Exact and approximation algorithms for the multi-depot data mule scheduling with handling time and time span constraints

Abstract

In this paper, we investigate the data mule scheduling with handling time and time span constraints (DMSTC) in which the goal is to minimize the number of data mules dispatched from a depot that are used to serve target sensors located on a wireless sensor network. Each target sensor is associated with a handling time and each dispatched data mule must return to the original depot before time span \(D\). We also study a variant of the DMSTC, denoted by DMSTC\(_l\) in which the objective is to minimize the total travel distance of the data mules dispatched.
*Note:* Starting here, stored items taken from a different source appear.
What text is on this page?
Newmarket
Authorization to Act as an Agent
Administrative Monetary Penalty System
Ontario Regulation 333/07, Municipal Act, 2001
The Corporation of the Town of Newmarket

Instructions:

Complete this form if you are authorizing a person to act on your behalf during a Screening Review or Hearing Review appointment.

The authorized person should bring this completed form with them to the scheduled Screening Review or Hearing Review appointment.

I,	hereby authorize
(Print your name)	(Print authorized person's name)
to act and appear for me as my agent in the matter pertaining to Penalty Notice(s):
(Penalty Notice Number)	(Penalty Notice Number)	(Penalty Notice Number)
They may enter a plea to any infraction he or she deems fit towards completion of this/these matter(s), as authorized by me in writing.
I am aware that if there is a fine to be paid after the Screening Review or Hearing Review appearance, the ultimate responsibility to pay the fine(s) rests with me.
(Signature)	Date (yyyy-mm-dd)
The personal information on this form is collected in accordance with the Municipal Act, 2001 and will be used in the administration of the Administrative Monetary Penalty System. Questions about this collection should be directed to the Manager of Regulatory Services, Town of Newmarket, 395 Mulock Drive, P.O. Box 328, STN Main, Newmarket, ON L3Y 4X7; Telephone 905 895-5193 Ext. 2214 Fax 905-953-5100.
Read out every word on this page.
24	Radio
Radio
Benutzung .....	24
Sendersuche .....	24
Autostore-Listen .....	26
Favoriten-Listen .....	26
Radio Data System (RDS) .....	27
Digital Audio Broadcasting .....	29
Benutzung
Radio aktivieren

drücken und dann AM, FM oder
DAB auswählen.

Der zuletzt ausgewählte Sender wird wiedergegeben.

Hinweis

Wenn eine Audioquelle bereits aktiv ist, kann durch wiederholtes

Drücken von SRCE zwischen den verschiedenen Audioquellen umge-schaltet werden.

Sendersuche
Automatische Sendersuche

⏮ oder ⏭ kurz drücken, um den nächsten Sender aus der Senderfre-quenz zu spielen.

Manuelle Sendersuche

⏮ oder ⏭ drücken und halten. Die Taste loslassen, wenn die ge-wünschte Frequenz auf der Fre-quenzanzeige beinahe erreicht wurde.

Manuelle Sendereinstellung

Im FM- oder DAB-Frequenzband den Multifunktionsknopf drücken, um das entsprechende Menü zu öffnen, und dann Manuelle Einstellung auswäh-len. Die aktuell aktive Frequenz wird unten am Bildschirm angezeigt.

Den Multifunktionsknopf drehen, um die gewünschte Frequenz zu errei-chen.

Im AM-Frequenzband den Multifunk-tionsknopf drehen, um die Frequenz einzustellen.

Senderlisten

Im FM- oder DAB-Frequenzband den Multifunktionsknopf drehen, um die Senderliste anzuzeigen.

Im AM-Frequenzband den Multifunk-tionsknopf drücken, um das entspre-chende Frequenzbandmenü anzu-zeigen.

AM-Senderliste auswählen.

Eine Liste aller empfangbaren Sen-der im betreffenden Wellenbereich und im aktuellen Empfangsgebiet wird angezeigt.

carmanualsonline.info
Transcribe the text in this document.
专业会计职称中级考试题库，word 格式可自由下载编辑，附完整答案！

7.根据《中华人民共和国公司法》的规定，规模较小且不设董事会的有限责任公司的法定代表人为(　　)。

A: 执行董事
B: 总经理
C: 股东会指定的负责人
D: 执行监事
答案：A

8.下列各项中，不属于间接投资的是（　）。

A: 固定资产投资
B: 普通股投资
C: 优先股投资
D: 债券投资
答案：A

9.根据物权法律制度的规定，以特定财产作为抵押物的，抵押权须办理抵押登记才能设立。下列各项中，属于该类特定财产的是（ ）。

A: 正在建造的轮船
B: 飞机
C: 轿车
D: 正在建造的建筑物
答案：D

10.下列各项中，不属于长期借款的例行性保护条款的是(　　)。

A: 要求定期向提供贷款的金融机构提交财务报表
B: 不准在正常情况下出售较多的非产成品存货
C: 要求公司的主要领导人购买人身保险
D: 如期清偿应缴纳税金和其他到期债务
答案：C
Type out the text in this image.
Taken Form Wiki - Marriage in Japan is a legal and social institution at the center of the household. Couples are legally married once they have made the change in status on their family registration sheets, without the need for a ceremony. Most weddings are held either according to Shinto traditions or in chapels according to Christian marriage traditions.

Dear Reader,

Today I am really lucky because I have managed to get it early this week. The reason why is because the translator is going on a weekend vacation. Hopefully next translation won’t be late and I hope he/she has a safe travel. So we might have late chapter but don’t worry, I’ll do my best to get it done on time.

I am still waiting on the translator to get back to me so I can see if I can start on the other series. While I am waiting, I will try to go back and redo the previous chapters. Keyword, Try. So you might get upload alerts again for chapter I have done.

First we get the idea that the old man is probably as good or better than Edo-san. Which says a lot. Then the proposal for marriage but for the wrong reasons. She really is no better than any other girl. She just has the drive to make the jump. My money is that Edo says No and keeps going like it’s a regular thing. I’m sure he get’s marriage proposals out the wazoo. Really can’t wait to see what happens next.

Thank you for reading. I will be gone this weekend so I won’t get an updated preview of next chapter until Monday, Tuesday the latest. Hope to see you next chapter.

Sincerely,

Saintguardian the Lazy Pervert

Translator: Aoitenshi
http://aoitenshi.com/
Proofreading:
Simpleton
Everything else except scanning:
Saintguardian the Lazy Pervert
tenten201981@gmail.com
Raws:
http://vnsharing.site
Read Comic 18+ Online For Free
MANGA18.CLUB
We give exact and approximation algorithms for the DMSTC/DMSTC\(_l\) on a path and their multi-depot version. For the DMSTC, we show an \(O(n^4)\) polynomial time algorithm for the uniform 2-depot DMSTC on a path with at least one depot being on the endpoint of the path, where \(n\) indicates the number of target sensors and an instance of the DMSTC is called uniform if all the handling times are identical. We present a new 2-approximation algorithm for the non-uniform DMSTC on a path and conduct extensive computational experiments on randomly generated instances to show its good practical performance. For the DMSTC\(_l\), we derive an \(O((n+k)^{2})\)-time algorithm for the uniform multi-depot DMSTC\(_l\) on a path, where \(k\) is the number of depots. For the non-uniform multi-depot DMSTC\(_l\) on a path or cycle, we give a 2-approximation algorithm.